Model Training Recipe
A three-phase Supervised Fine-Tuning (SFT) process is employed:
- Teacher Model Distillation: Deepseek-R1 is used to generate explicit Chain-of-Thought (CoT) reasoning paths for the initial Prolog and PDDL datasets, creating augmented datasets (DPrologAug and DPDDLAug). The base model is fine-tuned on these.
- Difficulty Stratification: The model from phase 1 is used with rejection sampling (evaluating each problem 10 times) to classify instances by difficulty (Challenging, Intermediate, Elementary). Perfectly solved or completely failed instances are excluded. An enhanced model is trained on this stratified dataset.
- Quality Filtration: The model from phase 2 undergoes a final round of rejection sampling to create the definitive training dataset.
Experimental Setup
- Dataset: The baseline dataset includes 100K samples from the Seed Project. The ProtoReasoning training used 4,196 high-quality Prolog problems and 2,424 PDDL tasks after the three-phase processing.
- Evaluation:
- Logical Reasoning: Enigmata-Eval benchmark (excluding 4 datasets due to instruction-following issues).
- Planning: Internal planning test set (Task Planning) and Nexus-Hard benchmark (for function calling as an indirect measure).
- Out-of-Domain Generalization: MMLU (general reasoning) and AIME24 (mathematical reasoning).

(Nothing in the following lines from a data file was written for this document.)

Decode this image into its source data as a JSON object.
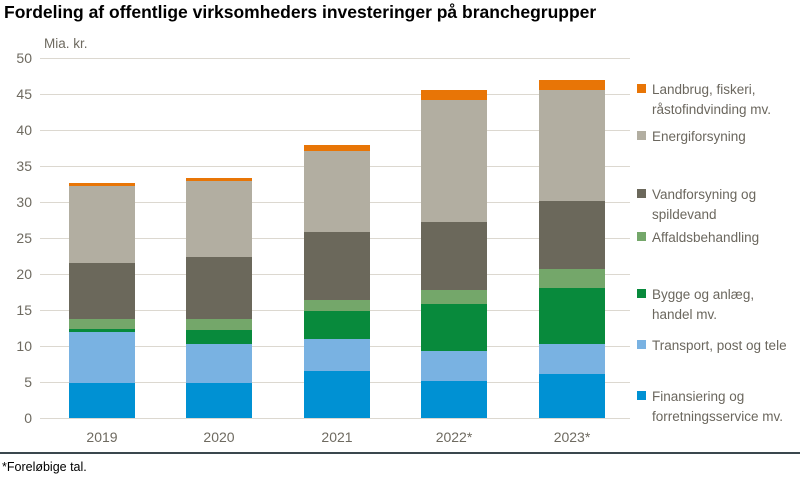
{
  "header": {
    "title": "Fordeling af offentlige virksomheders investeringer på branchegrupper"
  },
  "chart": {
    "unit_label": "Mia. kr.",
    "footnote": "*Foreløbige tal."
  },
  "chart_data": {
    "type": "bar",
    "stacked": true,
    "title": "Fordeling af offentlige virksomheders investeringer på branchegrupper",
    "ylabel": "Mia. kr.",
    "xlabel": "",
    "ylim": [
      0,
      50
    ],
    "ytick_step": 5,
    "grid": true,
    "legend_position": "right",
    "categories": [
      "2019",
      "2020",
      "2021",
      "2022*",
      "2023*"
    ],
    "series": [
      {
        "name": "Finansiering og forretningsservice mv.",
        "legend_lines": [
          "Finansiering og",
          "forretningsservice mv."
        ],
        "color": "#0091d3",
        "values": [
          4.9,
          4.9,
          6.5,
          5.2,
          6.1
        ]
      },
      {
        "name": "Transport, post og tele",
        "legend_lines": [
          "Transport, post og tele"
        ],
        "color": "#79b2e2",
        "values": [
          7.1,
          5.4,
          4.5,
          4.1,
          4.2
        ]
      },
      {
        "name": "Bygge og anlæg, handel mv.",
        "legend_lines": [
          "Bygge og anlæg,",
          "handel mv."
        ],
        "color": "#088a3c",
        "values": [
          0.4,
          1.9,
          3.8,
          6.5,
          7.7
        ]
      },
      {
        "name": "Affaldsbehandling",
        "legend_lines": [
          "Affaldsbehandling"
        ],
        "color": "#74a76a",
        "values": [
          1.4,
          1.6,
          1.6,
          2.0,
          2.7
        ]
      },
      {
        "name": "Vandforsyning og spildevand",
        "legend_lines": [
          "Vandforsyning og",
          "spildevand"
        ],
        "color": "#6b685b",
        "values": [
          7.7,
          8.5,
          9.4,
          9.4,
          9.5
        ]
      },
      {
        "name": "Energiforsyning",
        "legend_lines": [
          "Energiforsyning"
        ],
        "color": "#b2aea1",
        "values": [
          10.7,
          10.6,
          11.3,
          16.9,
          15.4
        ]
      },
      {
        "name": "Landbrug, fiskeri, råstofindvinding mv.",
        "legend_lines": [
          "Landbrug, fiskeri,",
          "råstofindvinding mv."
        ],
        "color": "#e87506",
        "values": [
          0.5,
          0.5,
          0.8,
          1.4,
          1.4
        ]
      }
    ]
  }
}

- All benchmarks are 0-shot evaluations, with results averaged over 3 runs (10 for AIME24).
- Model: A Mixture-of-Experts (MoE) architecture with 15B activated parameters (150B total). Key hyperparameters include a learning rate of 2e-5, batch size of 6, AdamW optimizer, and a maximum sequence length of 32768.
Experimental Results
ProtoReasoning showed significant improvements:
- Enigmata-Eval (Logical Reasoning): 42.0% (up by 4.7% from baseline 37.3%).
- Nexus-Hard (Planning via Function Calling): 59.5% (up by 6.4% from baseline 53.1%).

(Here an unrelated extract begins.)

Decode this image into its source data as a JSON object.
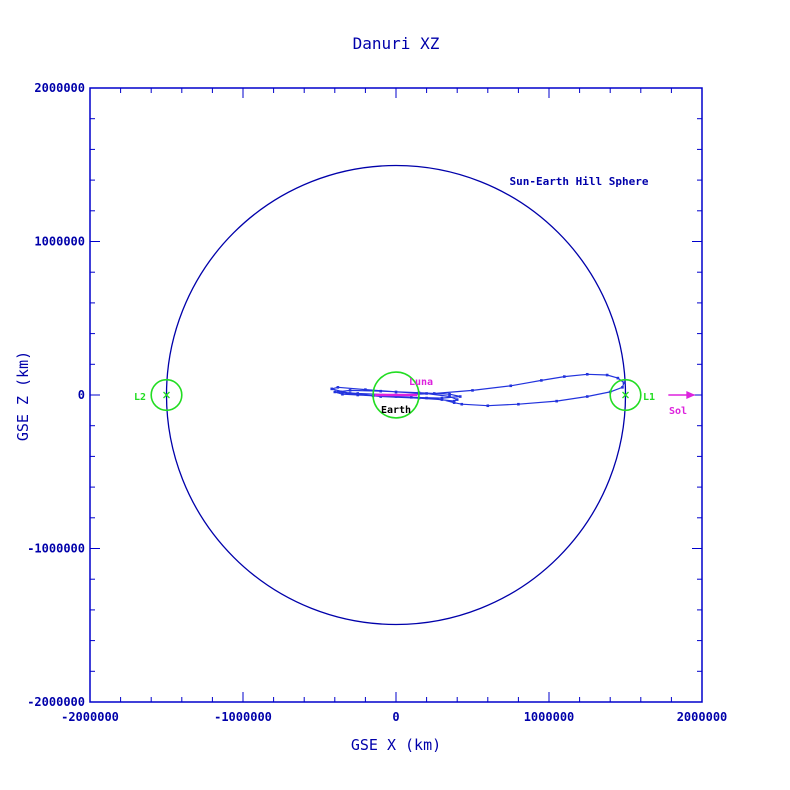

- Task Planning (Direct Planning): 53.0% (up by 6.3% from baseline 46.7%).
- MMLU (General Reasoning): 86.7% (up by 4.0% from baseline 82.7%).
- AIME24 (Mathematical Reasoning): 73.0% (up by 1.0% from baseline 72.0%).
Ablation Study
- Setup: The Enigmata-Eval benchmark was split. A matched training corpus of 453 samples was created, with problems in both Prolog and natural language formats.

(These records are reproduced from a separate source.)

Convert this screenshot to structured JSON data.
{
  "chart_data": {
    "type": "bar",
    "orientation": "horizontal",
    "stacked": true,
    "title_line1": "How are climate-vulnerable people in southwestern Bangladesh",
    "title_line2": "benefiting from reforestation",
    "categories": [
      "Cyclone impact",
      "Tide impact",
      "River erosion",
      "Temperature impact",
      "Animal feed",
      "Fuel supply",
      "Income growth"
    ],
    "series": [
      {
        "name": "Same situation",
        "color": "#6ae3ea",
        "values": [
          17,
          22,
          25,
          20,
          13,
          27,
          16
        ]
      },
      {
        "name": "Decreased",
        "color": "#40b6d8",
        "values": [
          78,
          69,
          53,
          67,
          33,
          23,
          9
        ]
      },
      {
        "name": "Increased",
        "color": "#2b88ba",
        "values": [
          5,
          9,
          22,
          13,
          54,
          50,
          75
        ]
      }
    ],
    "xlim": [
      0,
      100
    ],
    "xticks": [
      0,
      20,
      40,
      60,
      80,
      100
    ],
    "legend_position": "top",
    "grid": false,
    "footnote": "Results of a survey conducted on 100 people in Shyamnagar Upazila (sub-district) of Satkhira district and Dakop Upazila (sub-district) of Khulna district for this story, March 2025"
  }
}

- Method 1 (Baseline): Trained on standard dataset.
- Method 2 (+ Prolog): Standard dataset + Prolog versions of Enigmata problems.
- Method 3 (+ Natural Language): Standard dataset + natural language versions of the same Enigmata problems.
- Evaluation:
- Prototype Transfer Set: Original natural language versions of Enigmata problems used for Prolog training.
- Development Set: Remaining Enigmata-Eval problems not in the transfer set.
- Results:
- Training with Prolog representations (Method 2) significantly outperformed the baseline (Method 1) on both transfer and development sets, showing effective generalization to natural language problems.
- Method 2 achieved performance comparable to Method 3 (training on natural language), supporting the hypothesis that prototype training captures generalizable reasoning structures.
- An experiment training on Prolog without CoT showed dramatically reduced performance, highlighting the importance of explicit reasoning processes for generalization through prototypes.
- Category-wise analysis showed that with sufficient samples, Prolog prototype training matched or exceeded natural language training performance.
Conclusion and Future Work
The paper concludes that ProtoReasoning validates the hypothesis that abstract reasoning prototypes form a foundation for cross-domain generalization. Training on Prolog and PDDL representations improved logical reasoning and planning, with effective transfer to structurally similar problems. The authors suggest the framework could be generalized to other LLM capabilities.
Future work includes:
- Developing more rigorous mathematical frameworks for "reasoning prototypes."
- Investigating the underlying mechanisms of cross-domain transfer more deeply.
- Open-sourcing the curated Prolog and PDDL datasets.
- Reproducing results on open-source LLMs for broader validation.